Headed to a shelter? Think lifeboat, not 'Love Boat'

Britt Kennerly
Florida Today
Heather Joyce gets settled in with her dog, JoJo, at a pet-friendly public hurricane shelter in Brevard County during Hurricane Matthew in 2016.

Think of staying in a shelter during a disaster as being on a lifeboat, not “The Love Boat."

And act accordingly.

Ninety-nine percent of people “know how to behave and realize everybody is in a shelter there for same reason,” said Mike McElreth, disaster program manager for Red Cross in Brevard County. “Nobody would choose to be there on a normal day."

But there’s always the chance you’ll be bunked near that guy who listens to music without headphones and swills from a hidden flask. Or the woman who talks at the top of her voice and refuses to turn off her portable lamp at lights-out time.

With the help of the Space Coast Chapter of the Red Cross and the Brevard County Emergency Operations Center, here’s a Guide to Sweeter, Neater, No-Drama Temporary Shelter Living.

· Leave the weapons behind. Somewhere safe, but somewhere else. And that's not just guns, but weapons of any kind. Anything that can be seen as a threat by others, from a samurai sword to aggressive animals, shouldn't come to the shelter with you.

· Lose the booze and the smokes. Showing up at a public shelter with a keg ... NO. Same for any illegal drugs. It goes without saying, but we'll just say it. NO. And no smoking is allowed.

· Don’t expect fancy. There won’t be a mint on your pillow. Matter of fact, bring your own pillow. And cot, sleeping bag, air mattress or chaise lounge, and sheets and blankets. While shelter staff will do everything possible to make you more comfortable, this is not a hotel, and Gopher and Isaac will not be around to sling drinks and wisecracks.

· Don’t forget medicine and hygiene items. Have a two-week supply of needed medication on hand. And bring your own toothbrush, soap, toothpaste, deodorant, towels, diapers, etc.

· Take care of your pets. If you're at a pet-friendly shelter, make sure your pets have the supervision and restraint they need at all times, and bring everything you need to take care of them, from food and medicine to toys and leashes.

· Follow the rules. Sign in and sign out. Observe lights-out time, whatever that time might be. Everyone's stressed and getting a fairly decent night’s sleep can make a huge difference in attitude.

· Offer to pitch in.
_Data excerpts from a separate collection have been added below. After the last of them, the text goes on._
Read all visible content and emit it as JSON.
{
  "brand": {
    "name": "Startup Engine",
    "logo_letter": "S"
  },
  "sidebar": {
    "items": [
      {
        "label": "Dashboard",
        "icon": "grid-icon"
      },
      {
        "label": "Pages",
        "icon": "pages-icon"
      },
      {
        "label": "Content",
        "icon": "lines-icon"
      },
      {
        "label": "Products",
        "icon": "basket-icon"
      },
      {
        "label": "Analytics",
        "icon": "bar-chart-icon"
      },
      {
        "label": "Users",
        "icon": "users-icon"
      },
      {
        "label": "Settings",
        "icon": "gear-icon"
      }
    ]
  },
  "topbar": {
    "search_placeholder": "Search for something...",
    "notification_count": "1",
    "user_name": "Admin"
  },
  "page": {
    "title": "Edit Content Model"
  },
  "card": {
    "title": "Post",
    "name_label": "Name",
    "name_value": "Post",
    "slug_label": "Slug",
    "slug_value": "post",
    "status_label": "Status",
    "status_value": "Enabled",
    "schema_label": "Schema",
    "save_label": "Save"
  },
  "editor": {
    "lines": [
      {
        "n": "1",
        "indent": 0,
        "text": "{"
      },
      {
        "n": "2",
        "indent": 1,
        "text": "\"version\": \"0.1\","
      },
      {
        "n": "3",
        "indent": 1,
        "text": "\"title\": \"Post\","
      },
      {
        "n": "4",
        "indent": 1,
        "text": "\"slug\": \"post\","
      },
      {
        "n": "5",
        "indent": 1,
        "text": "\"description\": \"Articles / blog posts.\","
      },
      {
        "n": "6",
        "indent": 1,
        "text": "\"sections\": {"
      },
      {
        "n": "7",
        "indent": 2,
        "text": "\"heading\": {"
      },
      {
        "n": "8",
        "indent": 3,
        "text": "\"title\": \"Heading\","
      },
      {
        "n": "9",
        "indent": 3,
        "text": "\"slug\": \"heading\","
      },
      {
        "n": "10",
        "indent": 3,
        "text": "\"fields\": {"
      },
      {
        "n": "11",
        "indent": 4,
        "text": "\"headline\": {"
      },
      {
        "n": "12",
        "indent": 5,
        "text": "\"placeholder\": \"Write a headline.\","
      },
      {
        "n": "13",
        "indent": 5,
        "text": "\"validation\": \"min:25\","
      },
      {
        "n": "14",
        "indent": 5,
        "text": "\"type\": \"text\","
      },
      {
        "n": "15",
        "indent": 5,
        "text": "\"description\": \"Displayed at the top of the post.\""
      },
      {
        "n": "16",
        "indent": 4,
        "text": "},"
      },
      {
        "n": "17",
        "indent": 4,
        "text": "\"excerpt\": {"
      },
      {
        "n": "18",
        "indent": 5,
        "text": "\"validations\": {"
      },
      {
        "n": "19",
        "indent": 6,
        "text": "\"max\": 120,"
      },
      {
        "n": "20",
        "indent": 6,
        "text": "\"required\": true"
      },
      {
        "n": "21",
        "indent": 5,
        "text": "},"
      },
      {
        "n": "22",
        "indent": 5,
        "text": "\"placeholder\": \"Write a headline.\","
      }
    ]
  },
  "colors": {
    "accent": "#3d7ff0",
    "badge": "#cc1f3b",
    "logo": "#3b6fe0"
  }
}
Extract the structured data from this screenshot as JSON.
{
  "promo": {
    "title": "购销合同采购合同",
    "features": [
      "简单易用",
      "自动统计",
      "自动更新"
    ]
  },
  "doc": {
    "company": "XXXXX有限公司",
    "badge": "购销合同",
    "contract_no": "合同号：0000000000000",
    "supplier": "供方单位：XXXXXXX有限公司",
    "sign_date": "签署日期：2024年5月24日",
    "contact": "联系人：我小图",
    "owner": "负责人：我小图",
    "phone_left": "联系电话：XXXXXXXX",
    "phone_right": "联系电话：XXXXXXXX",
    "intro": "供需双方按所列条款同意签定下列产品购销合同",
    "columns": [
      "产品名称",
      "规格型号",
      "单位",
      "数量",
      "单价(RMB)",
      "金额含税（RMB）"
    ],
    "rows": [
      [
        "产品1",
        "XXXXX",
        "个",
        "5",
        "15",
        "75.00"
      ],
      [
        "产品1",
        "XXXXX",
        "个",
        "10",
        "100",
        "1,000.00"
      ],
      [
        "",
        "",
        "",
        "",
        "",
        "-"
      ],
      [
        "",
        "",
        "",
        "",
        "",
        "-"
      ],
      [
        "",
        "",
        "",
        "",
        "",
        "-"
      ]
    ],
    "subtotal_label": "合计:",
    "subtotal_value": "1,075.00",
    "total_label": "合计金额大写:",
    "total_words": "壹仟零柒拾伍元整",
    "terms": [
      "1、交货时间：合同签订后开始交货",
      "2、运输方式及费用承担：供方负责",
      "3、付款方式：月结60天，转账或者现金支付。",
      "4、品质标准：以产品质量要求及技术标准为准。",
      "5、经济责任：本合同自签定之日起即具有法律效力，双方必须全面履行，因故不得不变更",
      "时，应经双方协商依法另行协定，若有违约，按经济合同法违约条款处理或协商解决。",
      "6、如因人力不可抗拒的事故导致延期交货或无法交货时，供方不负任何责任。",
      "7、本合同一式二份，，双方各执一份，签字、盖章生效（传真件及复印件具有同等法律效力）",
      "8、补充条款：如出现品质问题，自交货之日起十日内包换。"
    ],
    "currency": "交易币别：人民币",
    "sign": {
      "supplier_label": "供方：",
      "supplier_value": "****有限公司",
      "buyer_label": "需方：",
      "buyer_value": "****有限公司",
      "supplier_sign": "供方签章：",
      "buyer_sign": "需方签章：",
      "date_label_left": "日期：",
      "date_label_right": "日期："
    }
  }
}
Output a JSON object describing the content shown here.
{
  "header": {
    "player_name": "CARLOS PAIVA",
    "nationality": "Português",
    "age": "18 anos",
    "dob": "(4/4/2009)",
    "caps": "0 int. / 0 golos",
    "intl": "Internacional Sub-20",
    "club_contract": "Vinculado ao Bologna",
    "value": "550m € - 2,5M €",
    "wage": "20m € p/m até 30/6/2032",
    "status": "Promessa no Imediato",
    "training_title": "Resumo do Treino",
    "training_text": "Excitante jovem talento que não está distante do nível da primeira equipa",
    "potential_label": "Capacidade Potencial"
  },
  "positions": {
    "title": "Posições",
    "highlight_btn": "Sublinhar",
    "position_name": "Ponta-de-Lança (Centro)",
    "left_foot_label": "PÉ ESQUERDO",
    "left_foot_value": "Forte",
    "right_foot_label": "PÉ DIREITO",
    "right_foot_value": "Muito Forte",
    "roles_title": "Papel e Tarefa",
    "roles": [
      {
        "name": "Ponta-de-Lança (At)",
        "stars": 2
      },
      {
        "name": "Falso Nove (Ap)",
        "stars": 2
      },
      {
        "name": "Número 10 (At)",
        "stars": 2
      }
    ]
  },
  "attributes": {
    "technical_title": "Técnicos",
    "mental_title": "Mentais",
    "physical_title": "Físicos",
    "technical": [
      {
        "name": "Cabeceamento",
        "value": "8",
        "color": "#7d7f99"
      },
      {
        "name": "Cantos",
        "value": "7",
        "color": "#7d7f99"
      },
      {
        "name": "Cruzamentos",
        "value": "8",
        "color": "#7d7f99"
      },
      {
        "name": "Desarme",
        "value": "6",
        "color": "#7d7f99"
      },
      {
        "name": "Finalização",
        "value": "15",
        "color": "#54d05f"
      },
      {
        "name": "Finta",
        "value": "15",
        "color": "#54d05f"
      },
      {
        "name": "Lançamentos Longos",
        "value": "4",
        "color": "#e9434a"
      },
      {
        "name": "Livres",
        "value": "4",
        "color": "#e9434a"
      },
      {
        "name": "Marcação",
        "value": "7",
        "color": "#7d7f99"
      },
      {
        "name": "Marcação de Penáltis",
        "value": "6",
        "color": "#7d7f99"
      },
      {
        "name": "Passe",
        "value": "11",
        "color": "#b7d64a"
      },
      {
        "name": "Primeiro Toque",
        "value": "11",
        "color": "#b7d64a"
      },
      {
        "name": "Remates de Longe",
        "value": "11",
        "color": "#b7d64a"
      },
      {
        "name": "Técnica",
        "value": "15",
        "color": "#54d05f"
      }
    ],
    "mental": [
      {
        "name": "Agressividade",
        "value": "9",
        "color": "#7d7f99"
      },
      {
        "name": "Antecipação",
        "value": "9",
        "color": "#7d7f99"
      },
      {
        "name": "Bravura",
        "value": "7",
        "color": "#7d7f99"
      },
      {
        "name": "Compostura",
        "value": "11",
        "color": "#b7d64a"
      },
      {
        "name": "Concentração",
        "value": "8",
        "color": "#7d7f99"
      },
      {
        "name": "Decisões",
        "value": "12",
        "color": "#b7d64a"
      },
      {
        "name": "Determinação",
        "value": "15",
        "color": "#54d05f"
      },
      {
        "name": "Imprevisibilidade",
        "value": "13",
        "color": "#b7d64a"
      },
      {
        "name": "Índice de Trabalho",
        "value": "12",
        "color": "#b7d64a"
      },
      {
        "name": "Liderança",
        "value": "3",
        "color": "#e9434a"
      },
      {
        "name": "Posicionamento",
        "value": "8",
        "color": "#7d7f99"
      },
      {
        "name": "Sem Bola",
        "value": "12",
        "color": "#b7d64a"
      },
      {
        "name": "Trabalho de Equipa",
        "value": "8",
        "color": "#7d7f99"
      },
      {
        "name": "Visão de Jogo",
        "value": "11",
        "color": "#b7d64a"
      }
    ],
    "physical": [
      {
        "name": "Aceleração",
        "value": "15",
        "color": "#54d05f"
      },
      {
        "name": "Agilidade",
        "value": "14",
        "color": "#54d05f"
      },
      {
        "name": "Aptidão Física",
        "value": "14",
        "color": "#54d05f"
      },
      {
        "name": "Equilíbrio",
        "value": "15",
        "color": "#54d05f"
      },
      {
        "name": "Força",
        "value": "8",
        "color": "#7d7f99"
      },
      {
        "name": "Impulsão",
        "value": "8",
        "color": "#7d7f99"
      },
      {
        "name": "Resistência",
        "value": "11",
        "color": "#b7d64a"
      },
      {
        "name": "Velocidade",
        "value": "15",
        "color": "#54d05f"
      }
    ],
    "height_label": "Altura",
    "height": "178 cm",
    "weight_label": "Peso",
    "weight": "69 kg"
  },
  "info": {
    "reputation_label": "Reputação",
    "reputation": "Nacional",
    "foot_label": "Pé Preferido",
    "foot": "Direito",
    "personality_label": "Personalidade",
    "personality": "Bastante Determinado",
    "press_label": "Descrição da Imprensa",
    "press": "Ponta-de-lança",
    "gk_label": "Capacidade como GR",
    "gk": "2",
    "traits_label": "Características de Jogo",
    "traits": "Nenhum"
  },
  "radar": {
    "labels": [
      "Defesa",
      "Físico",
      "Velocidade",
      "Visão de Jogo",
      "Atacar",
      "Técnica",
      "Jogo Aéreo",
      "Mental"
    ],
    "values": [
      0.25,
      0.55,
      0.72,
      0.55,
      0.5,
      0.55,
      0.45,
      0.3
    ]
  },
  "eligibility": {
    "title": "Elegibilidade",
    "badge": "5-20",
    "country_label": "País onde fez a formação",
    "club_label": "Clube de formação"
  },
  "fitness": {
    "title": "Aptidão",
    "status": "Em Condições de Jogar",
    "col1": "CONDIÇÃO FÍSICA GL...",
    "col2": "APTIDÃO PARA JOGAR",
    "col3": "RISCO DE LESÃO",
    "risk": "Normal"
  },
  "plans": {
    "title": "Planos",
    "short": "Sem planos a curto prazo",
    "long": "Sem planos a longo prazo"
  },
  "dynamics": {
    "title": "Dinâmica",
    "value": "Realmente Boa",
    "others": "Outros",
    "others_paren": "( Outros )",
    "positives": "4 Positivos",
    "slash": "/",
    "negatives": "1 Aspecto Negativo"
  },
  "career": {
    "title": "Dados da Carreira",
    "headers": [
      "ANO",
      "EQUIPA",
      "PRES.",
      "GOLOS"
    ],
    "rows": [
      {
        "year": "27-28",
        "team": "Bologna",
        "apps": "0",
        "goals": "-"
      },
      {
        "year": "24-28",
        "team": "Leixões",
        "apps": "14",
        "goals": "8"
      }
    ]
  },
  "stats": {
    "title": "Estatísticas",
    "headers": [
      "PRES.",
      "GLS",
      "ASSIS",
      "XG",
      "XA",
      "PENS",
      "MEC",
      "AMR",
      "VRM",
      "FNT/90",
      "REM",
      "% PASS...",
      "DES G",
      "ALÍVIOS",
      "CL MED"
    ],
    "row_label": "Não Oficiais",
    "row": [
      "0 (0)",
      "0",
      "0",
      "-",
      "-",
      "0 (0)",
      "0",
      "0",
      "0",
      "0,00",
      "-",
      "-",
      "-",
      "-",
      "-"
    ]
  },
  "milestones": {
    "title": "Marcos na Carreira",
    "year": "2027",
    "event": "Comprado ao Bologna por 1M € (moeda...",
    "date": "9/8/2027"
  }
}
Lots of times, shelter workers get evacuees involved in everything from emptying trash to cleaning windows and serving food. “The more people keep busy, the less they’re thinking about what’s happening,” said McElreth.

· Be a babysitter. See a frazzled mom or dad? They’re already in a stressful situation, just like everyone else. They might jump at the chance to have someone watch their kids while they make phone calls, talk or curl up for a nap.

· Be prepared to entertain yourself and your family. Think toys, books, magazines, a tablet, your phone and a charger — “You’re going to have a lot of free time and the more you dwell on that, the worse off you’ll be,” said McElreth.

· Pack snacks. Can’t get through a day without beef jerky, Hot Tamales and Coke Zero? Chances are good they’re not on the shelter’s menu.

· Be diet-conscious. If you have special dietary needs, you’ll need to arrange to have foods you can eat on hand.

· Be respectful: Public displays of affection that get too, well, personal … hey! That’s someone’s grandma within earshot! Eww!

· Curb your tongue. It’s tempting, when you’re all cooped up and worried about what’s waiting at home, to let the expletives fly. But watch your potty mouth.

· And speaking of the potty ... With lower water pressure and lots of people using limited facilities … you do the math. And — how do we put this gently — ease up on the TP. Use just what you need. And yes, bring TP.